Y es porque Él lo quiere así. Tiene razones suficientes como para llamarnos de su propiedad, y de hecho, cuando llega la hora, nos reclama.
No somos sus juguetes. No juega con nosotros como si fuéramos Sims. Su mensaje es de amor. Nos dio la vida con todos los medios para que conozcamos el amor. Tanto amor nos tiene, que hasta nos dio la libertad de destruir su mundo con tal de vernos felices... Pero no sabemos reconocer lo que nos hace bien de lo que nos hace mal...
Dios nos crea con una meta y nos deja tomar el camino que queramos.
Cuando muere alguien bueno, una de esas personas "que menos se lo merece", como Agustín, no encontramos el motivo para que lo aleje de nuestro lado... Dios no se puede comprender, solo hay que saber que tanto poder no lo usa para vernos mal.
El hombre no entiende aún que la muerte puede ser un premio para los buenos y un nuevo camino para que los malos cambien. Su después de esta vida no existiera nada, ¿para qué estamos?
Los que sufrimos la pérdida de una persona, sentimos dolor. No es dolor muscular ni psicológico, es un dolor en el alma. Lo tenemos que soportar y viene bárbaro para hacernos replantear una infinidad de cosas...
La muerte ajena es una oportunidad también para nosotros. ¿Y cómo se hace para soportar tanto dolor sin desfallecer?
Con FE.
Es en estos momentos en los que tenemos que demostrar que no nos colgamos crucifijos en el pecho solo como adornos o amuletos que nos protejen o traen suerte. En esa cruz padeció alguien que sufrió inimaginablemente, muerto en manos de quienes él amaba. Y tanto es su amor que no les guarda rencor y los perdona.

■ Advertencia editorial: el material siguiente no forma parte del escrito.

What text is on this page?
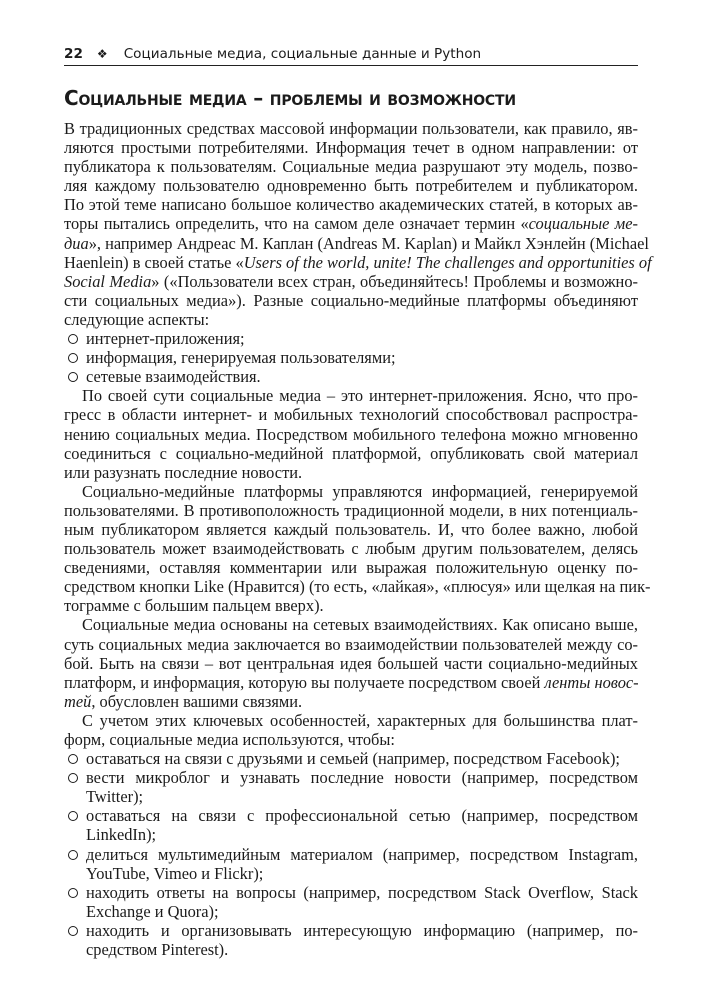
22 ❖ Социальные медиа, социальные данные и Python
Социальные медиа – проблемы и возможности
В традиционных средствах массовой информации пользователи, как правило, яв-
ляются простыми потребителями. Информация течет в одном направлении: от
публикатора к пользователям. Социальные медиа разрушают эту модель, позво-
ляя каждому пользователю одновременно быть потребителем и публикатором.
По этой теме написано большое количество академических статей, в которых ав-
торы пытались определить, что на самом деле означает термин «социальные ме-
диа», например Андреас М. Каплан (Andreas M. Kaplan) и Майкл Хэнлейн (Michael
Haenlein) в своей статье «Users of the world, unite! The challenges and opportunities of
Social Media» («Пользователи всех стран, объединяйтесь! Проблемы и возможно-
сти социальных медиа»). Разные социально-медийные платформы объединяют
следующие аспекты:
интернет-приложения;
информация, генерируемая пользователями;
сетевые взаимодействия.
По своей сути социальные медиа – это интернет-приложения. Ясно, что про-
гресс в области интернет- и мобильных технологий способствовал распростра-
нению социальных медиа. Посредством мобильного телефона можно мгновенно
соединиться с социально-медийной платформой, опубликовать свой материал
или разузнать последние новости.
Социально-медийные платформы управляются информацией, генерируемой
пользователями. В противоположность традиционной модели, в них потенциаль-
ным публикатором является каждый пользователь. И, что более важно, любой
пользователь может взаимодействовать с любым другим пользователем, делясь
сведениями, оставляя комментарии или выражая положительную оценку по-
средством кнопки Like (Нравится) (то есть, «лайкая», «плюсуя» или щелкая на пик-
тограмме с большим пальцем вверх).
Социальные медиа основаны на сетевых взаимодействиях. Как описано выше,
суть социальных медиа заключается во взаимодействии пользователей между со-
бой. Быть на связи – вот центральная идея большей части социально-медийных
платформ, и информация, которую вы получаете посредством своей ленты новос-
тей, обусловлен вашими связями.
С учетом этих ключевых особенностей, характерных для большинства плат-
форм, социальные медиа используются, чтобы:
оставаться на связи с друзьями и семьей (например, посредством Facebook);
вести микроблог и узнавать последние новости (например, посредством
Twitter);
оставаться на связи с профессиональной сетью (например, посредством
LinkedIn);
делиться мультимедийным материалом (например, посредством Instagram,
YouTube, Vimeo и Flickr);
находить ответы на вопросы (например, посредством Stack Overflow, Stack
Exchange и Quora);
находить и организовывать интересующую информацию (например, по-
средством Pinterest).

Esa cruz es símbolo de VIDA. Dios con su amor la transformó a pesar de haber muerto en ella y representar el peor de los castigos, el peor de los dolores. De esas cruces tenemos que sacar la esperanza de que el alma del que ya no esta, se encuentra en un mundo al que ya pasaremos cuando nos toque.
Porque si él tiene el poder de darnos vida, él tiene el poder de moldearla. Que se haga su voluntad y VIVAMOS en la esperanza del triunfo de la vida después de la muerte...

Agustín, ya nos vamos a reencontrar allá arriba!
Dedicado a las familias Cunzo, Creado, Carusso y Ruiz.
Y dedicado también a las familias Sultán y Bengardino.



algun dia lo terminare de leer, pero no hoy... demasiada muerte por hoy para mi...
ResponderBorrarUn beso y un abrazo!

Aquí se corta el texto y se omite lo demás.